Rhetoric & Popular Phone Apps on College Campuses
One of the newest and most popular phone applications on American college campuses is Yik Yak. Yik Yak is a free app that allows people to write anonymous, 200 characters posts that others who are geographically nearby can see and read. The app also allows people to “up vote” a post if they like it or “down vote” a post if they dislike it.
As well as being a form of entertainment, Yik Yak is greatly associated with rhetoric. The application can be used to post anything from personal opinions about current events to humorous jokes, all of which are filled with rhetoric. Along with being used as a way for people to use rhetoric in their writing and share that writing anonymously with others, the “up vote” and “down vote” buttons themselves are a medium of rhetoric.
The posts on Yik Yak are written with the purpose of persuading others to “up vote” the post. Often, the posts with the most ups use an appeal to pathos. An appeal to pathos is usually when an appeal is used to create emotion in the audience that moves the audience to action (Herrick 79). Most successful Yik Yak posts are either humorous, making the audience “up vote” them because they are funny, or about serious, emotionally driven topics that generally affect the whole geological area.
The rhetoric of Yik Yak’s “up vote” and “down vote” buttons is found in the buttons ability to create bandwagons. Bandwagon is a rhetorical device used to persuade others of an argument by claiming that the argument is a popular held opinion or belief (“A List of Rhetorical Devices”). When a post on Yik Yak receives a lot of “up votes” people tend to like that post because they see that others like that post as well.
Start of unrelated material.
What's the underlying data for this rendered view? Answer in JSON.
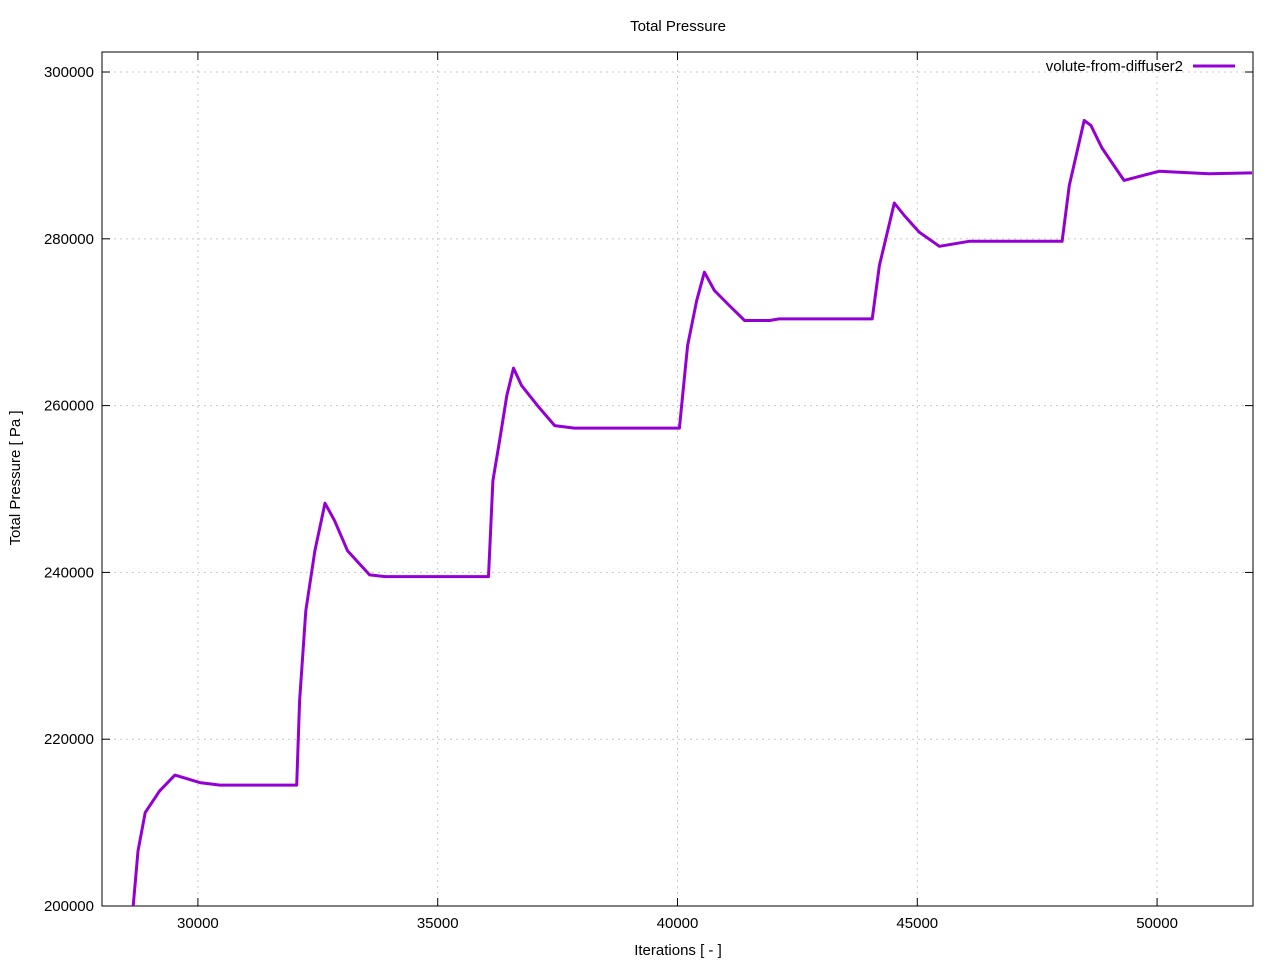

In fact, it’s not uncommon for people to even “Yak” that they “down vote” posts with low votes just because everyone else has too.
Along with being used to create bandwagons, the buttons show the importance of knowing the audience. Knowing the audience and respecting the audience is very important in rhetoric (Herrick 101). Yik Yak is a perfect example of how important the audience is to rhetoric. For Yik Yak, if someone writes something that the audience does not like, the post will get down voted and eventually deleted. When a post is written that the audience likes, the post will be up voted.
These different aspects of rhetoric associated with Yik Yak are important because they affect students on college campuses and other users. One problem with Yik Yak being used for emotional appeals is that it can be used not just for humor or bringing others together, but it can also be used for bullying. Bullying on the app has been widespread with examples ranging from the app being used to spread a sex tape at a New Jersey college to it being used for violent threats at Townson College (Dewey).Posts that use emotional appeals to evoke negative and hurtful feelings in the audience are the best examples of how the app’s rhetoric can have negative effects on its users and on college campuses. It’s not just the emotional appeals that can negatively affect users. The “up vote” and “down vote” buttons no doubt can contribute to bullying as well. The bandwagon effect created by the buttons can cause bystanders to join in on the bullying by “up voting” mean Yaks.
This means that while Yik Yak can be used in positive ways like bringing a community together or for harmless humor, the app can be used negatively for bullying.
“A List of Rhetorical Devices.” Web. 27 Nov. 2014.
Dewey, Caitlin. “How Do You Solve a Problem like Yik Yak?” The Washington Post. The Washington Post. 7 Oct. 2014. Web. 27 Nov. 2014.
Herrick, James A. The History and Theory of Rhetoric. Upper Saddle River, NJ: Pearson Education. 2013. Print.